The Torygraph, Fail and Stannit were quick to use it as a reason to challenge the ongoing role of the BBC and leftishness in general. Usually British politics is about the fight for the presentable middle. Whichever part of the Bullingdon/Eton/Westminster/Oxbridge set are in play will use the middle to help hold their position.
The recent discussions about 11% pay rises for politicians are a case in point. A red herring when most of them are quite well off, thank you very much.
Picking at random, using published figures, defence man Philip Hammond's worth is supposedly around £5m, cyclist party leader Cameron £3.2m + legacies, Labour leader Ed Miliband cagily hides his worth assumed to be north of £2m, wallpaper magnate and chancellor Osborne's at £4.5m, health supervisor Jeremy Hunt around £4.5m.
That's all before any post-political directorships and special advisor roles. Of course that doesn't always work out. Ex MP Michael Mates tried to get one of those police commissioner roles by moving from his ongoing family home in Chichester into rented rooms in Winchester just before the relevant election. Turns out he didn't win, but I'm not sure if that's enough reason to let it drop?
I know there will be MPs without 'other interests', but there's an awful lot with the prime indicator of second homes. 340 of the MPs claim their entirely legitimate energy bills for their second homes on expenses, as a quick example.

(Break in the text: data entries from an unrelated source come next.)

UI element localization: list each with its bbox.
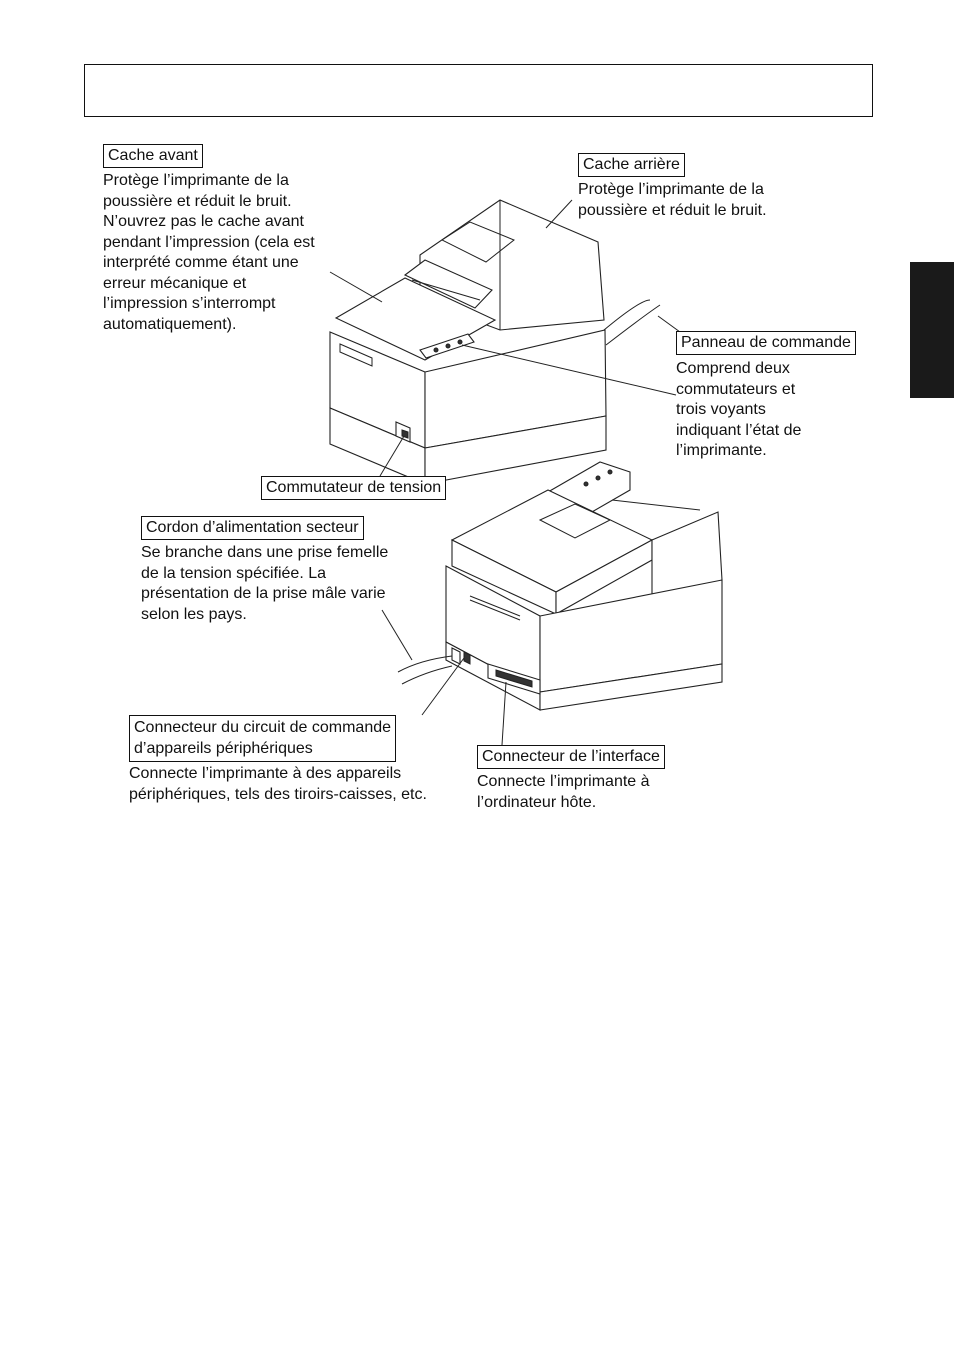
interface-connector-label: Connecteur de l’interface [477,745,665,769]
power-switch-label: Commutateur de tension [261,476,446,500]
interface-connector-description: Connecte l’imprimante à l’ordinateur hôte. [477,773,650,811]
peripheral-connector-description: Connecte l’imprimante à des appareils périphériques, tels des tiroirs-caisses, etc. [129,765,427,803]
power-cord-description: Se branche dans une prise femelle de la tension spécifiée. La présentation de la prise mâle varie selon les pays. [141,544,389,623]
rear-cover-label: Cache arrière [578,153,685,177]
peripheral-connector-label: Connecteur du circuit de commande d’appareils périphériques [129,715,396,762]
control-panel-label: Panneau de commande [676,331,856,355]
printer-front-view [330,200,660,484]
power-cord-label: Cordon d’alimentation secteur [141,516,364,540]
control-panel-description: Comprend deux commutateurs et trois voyants indiquant l’état de l’imprimante. [676,360,802,459]
rear-cover-description: Protège l’imprimante de la poussière et réduit le bruit. [578,181,767,219]
printer-rear-view [398,462,722,710]
front-cover-label: Cache avant [103,144,203,168]
front-cover-description: Protège l’imprimante de la poussière et réduit le bruit. N’ouvrez pas le cache avant pendant l’impression (cela est interprété comme étant une erreur mécanique et l’impression s’interrompt automatiquement). [103,172,315,333]
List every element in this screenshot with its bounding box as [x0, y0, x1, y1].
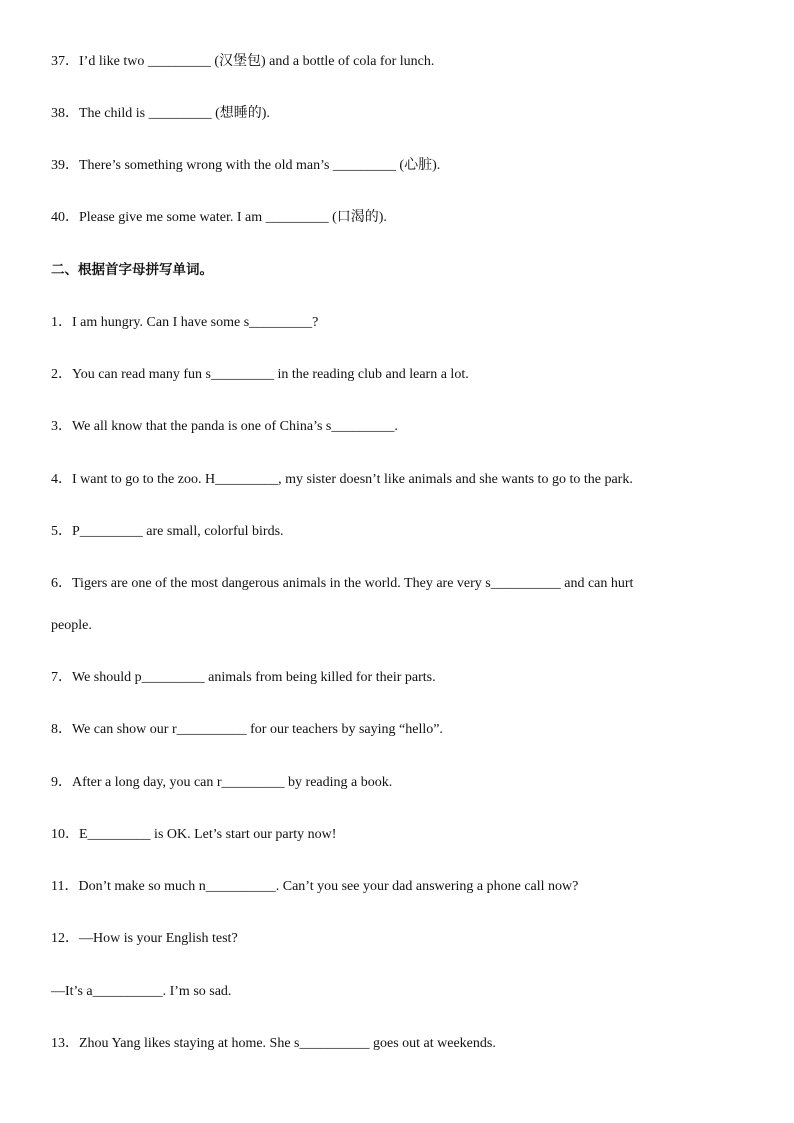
question-3: 3．We all know that the panda is one of China’s s_________.: [51, 419, 398, 434]
question-2: 2．You can read many fun s_________ in the reading club and learn a lot.: [51, 367, 469, 382]
question-12-answer: —It’s a__________. I’m so sad.: [51, 984, 232, 999]
question-8: 8．We can show our r__________ for our teachers by saying “hello”.: [51, 722, 443, 737]
question-13: 13．Zhou Yang likes staying at home. She s__________ goes out at weekends.: [51, 1036, 496, 1051]
question-6-continuation: people.: [51, 618, 92, 633]
question-40: 40．Please give me some water. I am _________ (口渴的).: [51, 210, 387, 225]
question-6: 6．Tigers are one of the most dangerous animals in the world. They are very s__________ and can hurt: [51, 576, 634, 591]
question-37: 37．I’d like two _________ (汉堡包) and a bottle of cola for lunch.: [51, 54, 435, 69]
question-38: 38．The child is _________ (想睡的).: [51, 106, 270, 121]
question-9: 9．After a long day, you can r_________ by reading a book.: [51, 775, 393, 790]
question-1: 1．I am hungry. Can I have some s_________?: [51, 315, 319, 330]
question-39: 39．There’s something wrong with the old man’s _________ (心脏).: [51, 158, 441, 173]
question-10: 10．E_________ is OK. Let’s start our party now!: [51, 827, 337, 842]
section-heading: 二、根据首字母拼写单词。: [51, 262, 213, 278]
question-11: 11．Don’t make so much n__________. Can’t you see your dad answering a phone call now?: [51, 879, 579, 894]
question-12: 12．—How is your English test?: [51, 931, 238, 946]
question-7: 7．We should p_________ animals from being killed for their parts.: [51, 670, 436, 685]
question-4: 4．I want to go to the zoo. H_________, my sister doesn’t like animals and she wants to go to the park.: [51, 472, 633, 487]
question-5: 5．P_________ are small, colorful birds.: [51, 524, 284, 539]
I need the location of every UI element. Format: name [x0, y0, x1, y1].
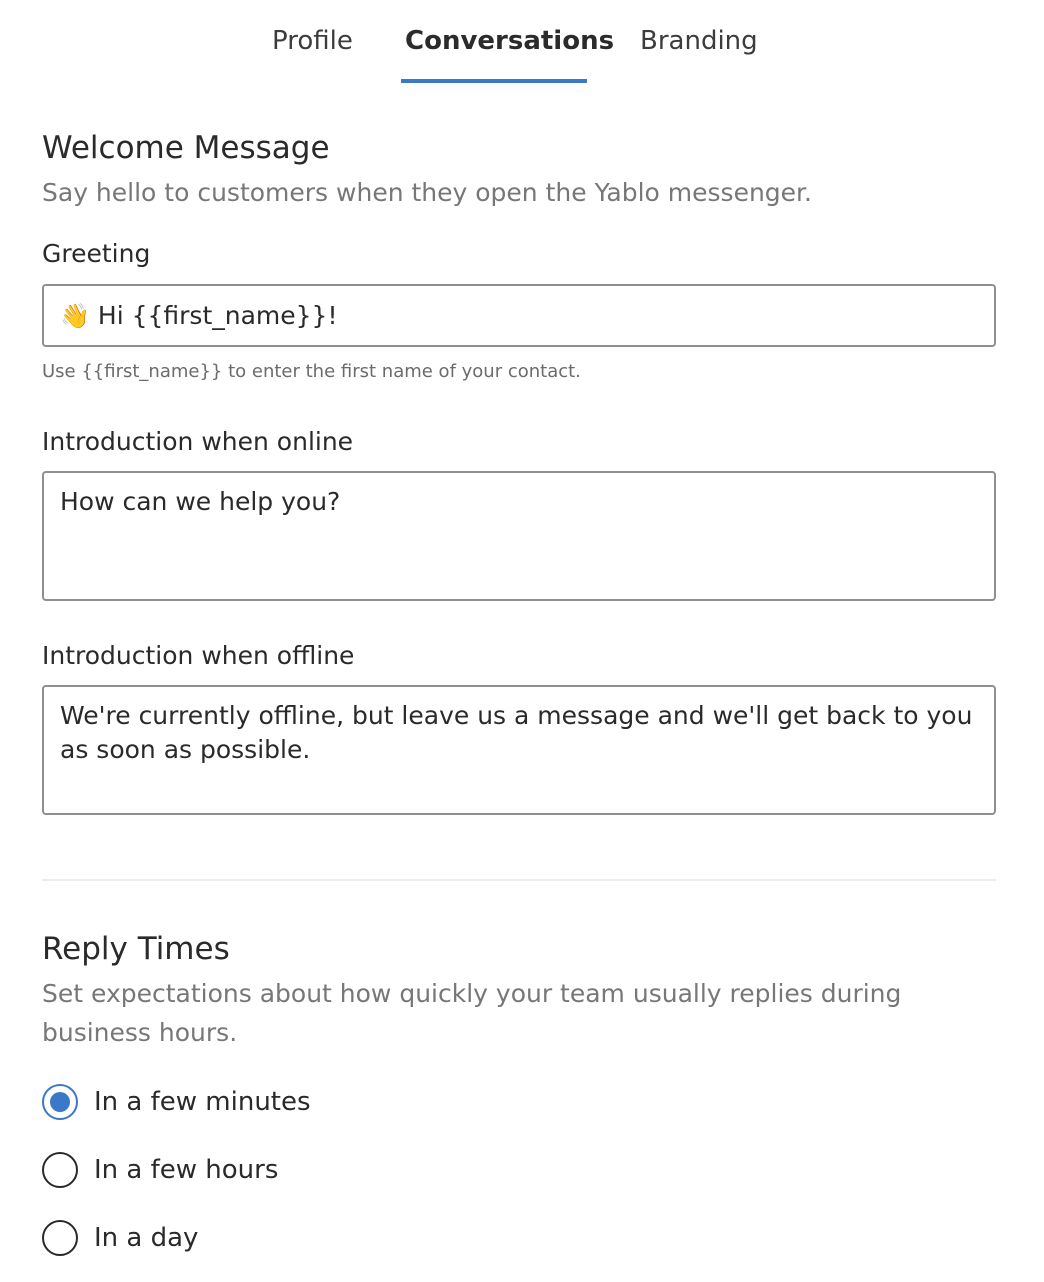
- offline-introduction-value: We're currently offline, but leave us a message and we'll get back to you as soon as possible.: [60, 701, 973, 764]
- greeting-label: Greeting: [42, 239, 151, 268]
- reply-option-a-day[interactable]: [42, 1218, 198, 1258]
- offline-introduction-label: Introduction when offline: [42, 641, 355, 670]
- waving-hand-icon: 👋: [60, 301, 90, 330]
- greeting-input-value: Hi {{first_name}}!: [97, 301, 338, 330]
- reply-option-few-minutes[interactable]: [42, 1082, 311, 1122]
- greeting-help-text: Use {{first_name}} to enter the first name of your contact.: [42, 361, 581, 382]
- tab-profile[interactable]: Profile: [272, 26, 353, 56]
- settings-tabs: [0, 0, 1044, 84]
- welcome-message-title: Welcome Message: [42, 130, 330, 166]
- online-introduction-textarea[interactable]: [42, 471, 996, 601]
- online-introduction-value: How can we help you?: [60, 487, 341, 516]
- tab-branding[interactable]: Branding: [640, 26, 758, 56]
- welcome-message-description: Say hello to customers when they open the Yablo messenger.: [42, 178, 812, 207]
- reply-option-label: In a few minutes: [94, 1087, 311, 1117]
- greeting-input[interactable]: [42, 284, 996, 347]
- tab-conversations[interactable]: Conversations: [405, 26, 615, 56]
- reply-times-description: Set expectations about how quickly your team usually replies during business hours.: [42, 979, 902, 1047]
- reply-option-few-hours[interactable]: [42, 1150, 278, 1190]
- reply-option-label: In a day: [94, 1223, 199, 1253]
- radio-selected-icon[interactable]: [42, 1084, 78, 1120]
- section-divider: [42, 879, 996, 881]
- reply-times-title: Reply Times: [42, 931, 230, 967]
- active-tab-indicator: [401, 79, 587, 83]
- radio-dot-icon: [50, 1092, 70, 1112]
- reply-option-label: In a few hours: [94, 1155, 279, 1185]
- radio-unselected-icon[interactable]: [42, 1152, 78, 1188]
- offline-introduction-textarea[interactable]: [42, 685, 996, 815]
- online-introduction-label: Introduction when online: [42, 427, 354, 456]
- radio-unselected-icon[interactable]: [42, 1220, 78, 1256]
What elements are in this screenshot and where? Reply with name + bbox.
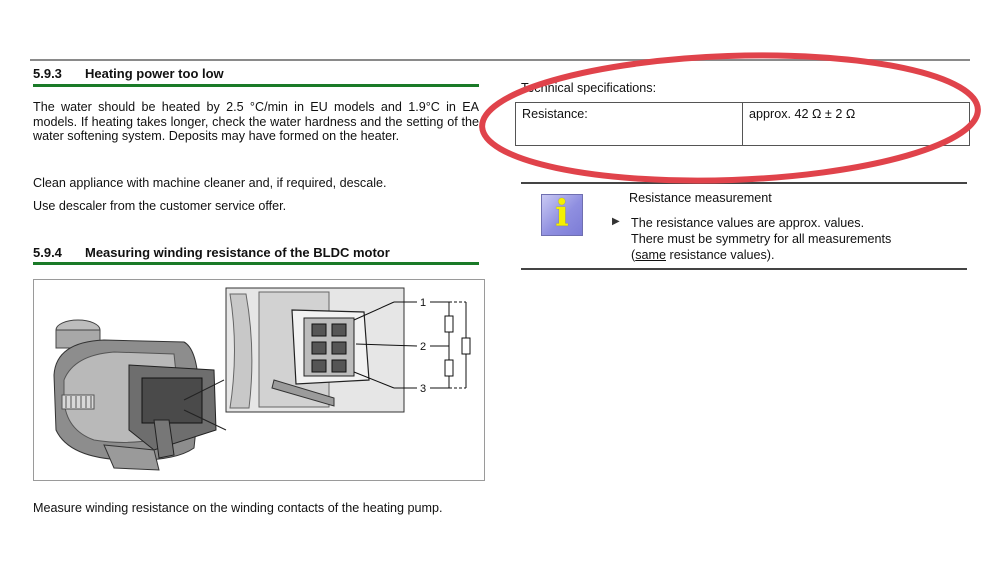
tech-specs-table xyxy=(515,102,970,146)
motor-figure xyxy=(33,279,485,481)
section-593-paragraph-2: Clean appliance with machine cleaner and, if required, descale. xyxy=(33,176,387,190)
info-line-3 xyxy=(631,247,951,263)
section-594-heading xyxy=(33,245,390,260)
section-594-caption: Measure winding resistance on the winding contacts of the heating pump. xyxy=(33,501,443,515)
section-593-title: Heating power too low xyxy=(85,66,224,81)
info-underlined-word: same xyxy=(635,248,666,262)
page-top-rule xyxy=(30,59,970,61)
heating-pump-drawing xyxy=(54,320,226,470)
table-row xyxy=(516,103,970,146)
spec-name-cell: Resistance: xyxy=(516,103,743,146)
section-593-heading xyxy=(33,66,224,81)
winding-contacts-detail xyxy=(226,288,417,412)
section-593-number: 5.9.3 xyxy=(33,66,62,81)
info-icon xyxy=(541,194,583,236)
section-593-rule xyxy=(33,84,479,87)
section-593-paragraph-3: Use descaler from the customer service offer. xyxy=(33,199,287,213)
info-title: Resistance measurement xyxy=(629,191,772,205)
tech-specs-label: Technical specifications: xyxy=(521,81,657,95)
section-594-number: 5.9.4 xyxy=(33,245,62,260)
figure-label-3: 3 xyxy=(420,383,427,395)
info-open-paren: ( xyxy=(631,248,636,262)
winding-schematic xyxy=(430,302,470,388)
spec-value-cell: approx. 42 Ω ± 2 Ω xyxy=(743,103,970,146)
info-top-rule xyxy=(521,182,967,184)
info-text xyxy=(631,215,951,263)
section-594-rule xyxy=(33,262,479,265)
section-594-title: Measuring winding resistance of the BLDC motor xyxy=(85,245,390,260)
figure-label-2: 2 xyxy=(420,341,427,353)
info-line-3-rest: resistance values). xyxy=(666,248,775,262)
info-line-1: The resistance values are approx. values. xyxy=(631,216,865,230)
triangle-bullet-icon: ▶ xyxy=(612,216,620,227)
info-icon-glyph: i xyxy=(555,193,569,235)
info-line-2: There must be symmetry for all measurements xyxy=(631,232,892,246)
bldc-pump-illustration xyxy=(34,280,484,480)
figure-label-1: 1 xyxy=(420,297,427,309)
section-593-paragraph-1: The water should be heated by 2.5 °C/min in EU models and 1.9°C in EA models. If heating takes longer, check the water hardness and the setting of the water softening system. Deposits may have formed on the heater. xyxy=(33,100,479,143)
info-bottom-rule xyxy=(521,268,967,270)
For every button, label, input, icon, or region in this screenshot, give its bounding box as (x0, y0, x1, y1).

The discussions by the likes of Polly J and recently Russell Brand can be flags about a situation rather than providing answers. We enter 2014 with a still broken economy. The UK doesn't print as much quantitive easing money as the Americans, but UK is still sitting on all kinds of hidden debts, underemployment and crashed pension plans.
The stats appear to show improvements, but if one applies the reasonableness tests, it doesn't quite feel right.
Sometimes there's a need for a more useful challenge to status quo, which has to go beyond trying to put a quote into a politicians mouth suitable for a rolling news feed.
So I'm all for a bit of thought provocation from some non-politicians as a way to try to see past the usual moves.